All of these found a place in his poetry, a part of his identity that is recognised less often than the ‘tragedy’ of the end of his life. First he was forcibly outed, and then deprived of his teaching job when the Aligarh Muslim University, where he taught Marathi, suspended him. He fought and won a court case against the university, to get back his job. People remember the cruel irony of his death – that he died the day before his suspension would have been revoked. Few know of his poetic genius.
His poetic outlook was part of his characterisation in Hansal Mehta's Aligarh, where he was played by Manoj Bajpayee. The film was most people's first acquaintance with Siras. In a memorable scene, he is seen chiding a journalist for reducing love to a "dirty word" by asking him about his lover.
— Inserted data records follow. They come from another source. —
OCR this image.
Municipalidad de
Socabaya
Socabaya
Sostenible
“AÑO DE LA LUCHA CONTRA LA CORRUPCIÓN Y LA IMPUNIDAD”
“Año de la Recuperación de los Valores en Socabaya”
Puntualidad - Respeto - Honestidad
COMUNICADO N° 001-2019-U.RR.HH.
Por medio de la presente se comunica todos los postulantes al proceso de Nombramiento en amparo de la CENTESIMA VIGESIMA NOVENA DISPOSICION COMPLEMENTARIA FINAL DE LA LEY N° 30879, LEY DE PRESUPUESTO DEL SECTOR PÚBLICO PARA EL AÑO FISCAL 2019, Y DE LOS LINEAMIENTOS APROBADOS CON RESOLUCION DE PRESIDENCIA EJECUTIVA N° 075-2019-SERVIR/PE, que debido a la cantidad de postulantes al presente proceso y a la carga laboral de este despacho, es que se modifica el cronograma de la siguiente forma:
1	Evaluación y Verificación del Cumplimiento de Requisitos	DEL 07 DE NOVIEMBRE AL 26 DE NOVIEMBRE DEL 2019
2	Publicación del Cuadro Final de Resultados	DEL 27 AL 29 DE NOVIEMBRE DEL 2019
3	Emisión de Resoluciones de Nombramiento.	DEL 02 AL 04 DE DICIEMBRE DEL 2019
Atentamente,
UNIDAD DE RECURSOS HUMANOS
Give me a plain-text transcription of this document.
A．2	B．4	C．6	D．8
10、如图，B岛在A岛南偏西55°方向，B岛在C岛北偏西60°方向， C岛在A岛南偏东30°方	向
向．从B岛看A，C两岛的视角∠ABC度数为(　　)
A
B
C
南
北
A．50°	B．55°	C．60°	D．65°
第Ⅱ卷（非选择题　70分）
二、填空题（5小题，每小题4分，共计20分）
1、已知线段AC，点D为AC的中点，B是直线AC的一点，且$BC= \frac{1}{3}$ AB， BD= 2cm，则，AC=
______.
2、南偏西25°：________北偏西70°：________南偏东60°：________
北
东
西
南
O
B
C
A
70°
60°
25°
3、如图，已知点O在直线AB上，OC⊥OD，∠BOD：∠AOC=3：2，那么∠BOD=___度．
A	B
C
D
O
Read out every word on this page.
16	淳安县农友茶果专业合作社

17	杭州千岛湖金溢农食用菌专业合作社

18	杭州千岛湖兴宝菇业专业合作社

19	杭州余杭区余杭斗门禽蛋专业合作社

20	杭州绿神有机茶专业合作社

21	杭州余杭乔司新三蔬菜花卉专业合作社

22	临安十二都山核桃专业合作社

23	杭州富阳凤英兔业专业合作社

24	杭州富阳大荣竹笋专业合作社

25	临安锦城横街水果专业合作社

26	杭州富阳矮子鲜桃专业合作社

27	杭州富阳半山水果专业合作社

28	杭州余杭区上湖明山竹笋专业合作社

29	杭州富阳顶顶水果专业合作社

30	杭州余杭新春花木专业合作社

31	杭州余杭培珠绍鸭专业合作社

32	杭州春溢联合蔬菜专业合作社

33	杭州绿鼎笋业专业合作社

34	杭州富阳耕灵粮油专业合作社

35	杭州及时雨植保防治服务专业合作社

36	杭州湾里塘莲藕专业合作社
He also asserts that his feelings cannot be contained in a term such as 'gay'. "Poetry is found between the words, in the silences, in the pauses," the character says.
Siras was awarded the Maharashtra Sahitya Parishad for his collection, Payakhali Hirval. A poem from this collection has been translated by Anish Gawande and included in The World That Belongs to Us, an anthology of queer poetry edited by Aditi Angiras and Akhil Katyal.
A Rhodes scholar at Oxford and Director of the Dara Shikoh Fellowship, Gawande embarked on a chase to find the elusive collection, driven by a need to know more about Siras. What he found was a subversive style, a “mad love” for solitude and nature metaphors that are a departure from more simplistic interpretations. He has a particular fondness for the moon. "The poem, after which the book is named, talks of the loneliness of a man looking at the full moon, yearning for his lover… The full moon represents a gay lover: all poems are about the love of one man for another," Siras had said in an interview to journalist Deepu Sebastian.
“Siras is very interested in defying the canon and pushing against norms of style and form… His poetry is not queer just because it was written by a gay man, but because it takes the notion that everything must be questioned and translates it into poetry almost,” Gawande says.
He was helped in his search for the collection by Akhil Katyal, who also encouraged him to translate it. Though he has studied Comparative Literature, Gawande says translating the poem (‘Rooms to sleep in’) was quite the challenge, owing to Siras’ flamboyance coupled with his unconventional use of words. Gawande was supported in the process by Ranjit Hoskote, who is a noted poet and translator himself, and Ramdas Bhatkal of Popular Prakashan, who helped with the nitty-gritty.
Apart from his poetry, Siras’ story is also an important aspect of the conversation surrounding Section 377, parts of which were read down two years ago in a historic judgment by the Supreme Court of India. Siras’ court case and eventual death both occurred when Section 377 was not part of the law (before the Delhi High Court's 2009 verdict was overturned by the apex court in 2013).
“Siras offered a counter-narrative which said 377 is not your only fight, that even after the law is gone, your fights will continue. He remained a pivotal figure in re-imagining what a queer fight looked like at a time when I, like all other young people, was deeply invested in this fight against 377 and the narrative around it which positioned it as the most important fight,” Gawande explains.
Ultimately, knowing Siras through his poetry is to know him as he may have perhaps wanted to be known. When asked why his life story may have overshadowed his life’s achievements, Gawande says that such an outcome is indicative of deep-seated homophobia. “It stems from this idea that queer people are only useful as props. That’s what gets attention, because their work is not important, only their identity is. This plays out across marginalities – it is a common experience queer people, Dalit people, the differently abled, and very often women face. It is erasure by omission and erasure in commemoration,” he says.
Terming the poem he translated as being revelatory in moments, he says it is an example of poetry as building alternative imaginaries. “It’s a way to create a different discourse, but it’s not fantastical. It’s creating something tangible – it’s ‘I want peace, I want silence, a sort of aloneness’.”